Madame la ministre, vous comprendrez que je demeure inquiète. Ce projet aura des incidences bien au-delà de la seule dimension budgétaire. À mon sens, sur ce point, rien n’est garanti.
Quand on paie, on décide ! Je tiens à rappeler une nouvelle fois le problème de la perte d’indépendance. Comment ne pas penser que ce lien financier direct avec les exploitants nucléaires n’influera pas sur la façon dont les expertises et les analyses seront menées ?
De plus, conditionner le financement d’une grande partie de l’expertise au versement de cette redevance, c’est imposer une priorité dans le traitement des dossiers, à la faveur des demandes des exploitations.
Cela signifiera donc beaucoup moins de temps pour le travail de fond, l’analyse et le traitement du retour d’expérience des « incidents ». Autant de sujets sur lesquels l’IRSN travaille afin de rendre à l’ASN des analyses sur la sûreté nucléaire, indépendamment de toute demande des exploitations. C’est ce travail qui permet de construire, dans le temps, une compétence interne à partir de laquelle se fonde une expertise en sûreté.

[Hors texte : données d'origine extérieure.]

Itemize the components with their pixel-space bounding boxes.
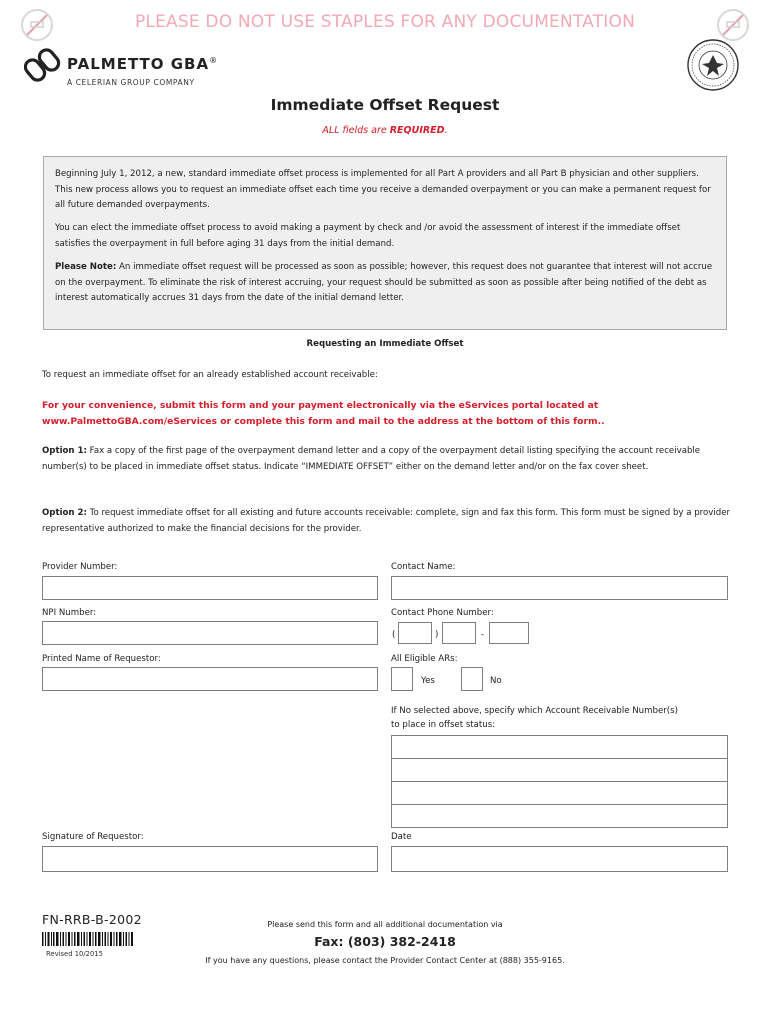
intro-text: To request an immediate offset for an already established account receivable: — [42, 370, 378, 380]
logo-subtitle: A CELERIAN GROUP COMPANY — [67, 78, 195, 87]
phone-area-code-input[interactable] — [398, 622, 432, 644]
account-receivable-instructions: If No selected above, specify which Account Receivable Number(s) to place in offset status: — [391, 706, 678, 730]
date-label: Date — [391, 832, 412, 842]
date-input[interactable] — [391, 846, 728, 872]
contact-center-line: If you have any questions, please contact the Provider Contact Center at (888) 355-9165. — [205, 956, 565, 965]
phone-open-paren: ( — [392, 630, 396, 640]
ar-number-input-2[interactable] — [391, 758, 728, 782]
contact-name-input[interactable] — [391, 576, 728, 600]
all-eligible-ars-label: All Eligible ARs: — [391, 654, 458, 664]
revised-date: Revised 10/2015 — [46, 950, 103, 958]
section-heading: Requesting an Immediate Offset — [306, 339, 464, 349]
fax-number: Fax: (803) 382-2418 — [314, 934, 456, 949]
signature-input[interactable] — [42, 846, 378, 872]
info-paragraph-1: Beginning July 1, 2012, a new, standard immediate offset process is implemented for all Part A providers and all Part B physician and other suppliers. This new process allows you to request an immediate offset each time you receive a demanded overpayment or you can make a permanent request for all future demanded overpayments. — [55, 169, 711, 211]
page-title: Immediate Offset Request — [270, 96, 500, 114]
no-staples-banner: PLEASE DO NOT USE STAPLES FOR ANY DOCUMENTATION — [134, 12, 635, 32]
phone-prefix-input[interactable] — [442, 622, 476, 644]
palmetto-logo-icon — [24, 45, 64, 85]
phone-dash: - — [481, 630, 485, 640]
printed-name-label: Printed Name of Requestor: — [42, 654, 161, 664]
no-label: No — [490, 676, 502, 686]
info-box — [43, 156, 727, 330]
provider-number-input[interactable] — [42, 576, 378, 600]
government-seal-icon — [686, 38, 740, 92]
info-paragraph-3: Please Note: An immediate offset request will be processed as soon as possible; however, this request does not guarantee that interest will not accrue on the overpayment. To eliminate the risk of interest accruing, your request should be submitted as soon as possible after being notified of the debt as interest automatically accrues 31 days from the date of the initial demand letter. — [55, 261, 713, 304]
npi-number-input[interactable] — [42, 621, 378, 645]
printed-name-input[interactable] — [42, 667, 378, 691]
ar-number-input-3[interactable] — [391, 781, 728, 805]
option-2-text: Option 2: To request immediate offset for all existing and future accounts receivable: complete, sign and fax this form. This form must be signed by a provider representative authorized to make the financial decisions for the provider. — [42, 508, 731, 534]
yes-checkbox[interactable] — [391, 667, 413, 691]
phone-line-input[interactable] — [489, 622, 529, 644]
provider-number-label: Provider Number: — [42, 562, 118, 572]
contact-phone-label: Contact Phone Number: — [391, 608, 494, 618]
required-note: ALL fields are REQUIRED. — [322, 125, 448, 136]
yes-label: Yes — [421, 676, 435, 686]
no-staples-icon — [716, 8, 750, 42]
no-checkbox[interactable] — [461, 667, 483, 691]
eservices-notice: For your convenience, submit this form and your payment electronically via the eServices portal located at www.PalmettoGBA.com/eServices or complete this form and mail to the address at the bottom of this form.. — [42, 400, 605, 427]
phone-close-paren: ) — [435, 630, 439, 640]
info-paragraph-2: You can elect the immediate offset process to avoid making a payment by check and /or avoid the assessment of interest if the immediate offset satisfies the overpayment in full before aging 31 days from the initial demand. — [55, 223, 681, 249]
npi-number-label: NPI Number: — [42, 608, 97, 618]
logo-name: PALMETTO GBA® — [67, 55, 219, 73]
send-instructions: Please send this form and all additional documentation via — [267, 920, 503, 929]
option-1-text: Option 1: Fax a copy of the first page of the overpayment demand letter and a copy of the overpayment detail listing specifying the account receivable number(s) to be placed in immediate offset status. Indicate “IMMEDIATE OFFSET” either on the demand letter and/or on the fax cover sheet. — [42, 446, 701, 472]
no-staples-icon — [20, 8, 54, 42]
ar-number-input-4[interactable] — [391, 804, 728, 828]
ar-number-input-1[interactable] — [391, 735, 728, 759]
signature-label: Signature of Requestor: — [42, 832, 144, 842]
contact-name-label: Contact Name: — [391, 562, 456, 572]
form-code: FN-RRB-B-2002 — [42, 912, 142, 927]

L’instauration de cette redevance mettra en place un système s’apparentant à la « tierce expertise ». La voie à la marchandisation est ouverte. Libre concurrence oblige, d’autres organismes techniques pourraient être choisis en lieu et place de l’IRSN.
Quid alors de l’obligation d’archivage et d’historique dans les expertises, si le marché est éclaté entre plusieurs experts ? Or nous savons bien que la question de la mémoire est fondamentale dans ce domaine.
Quid des missions de service public avec un tel désengagement de l’État ?
À toutes ces questions qui restent en suspens, le seul argument de réduction des dépenses publiques ne suffit pas à faire réponse. C’est pourquoi, madame la ministre, je vous demande de renoncer à ce projet de redevance et de réaffirmer l’engagement financier de l’État en faveur de la sûreté nucléaire.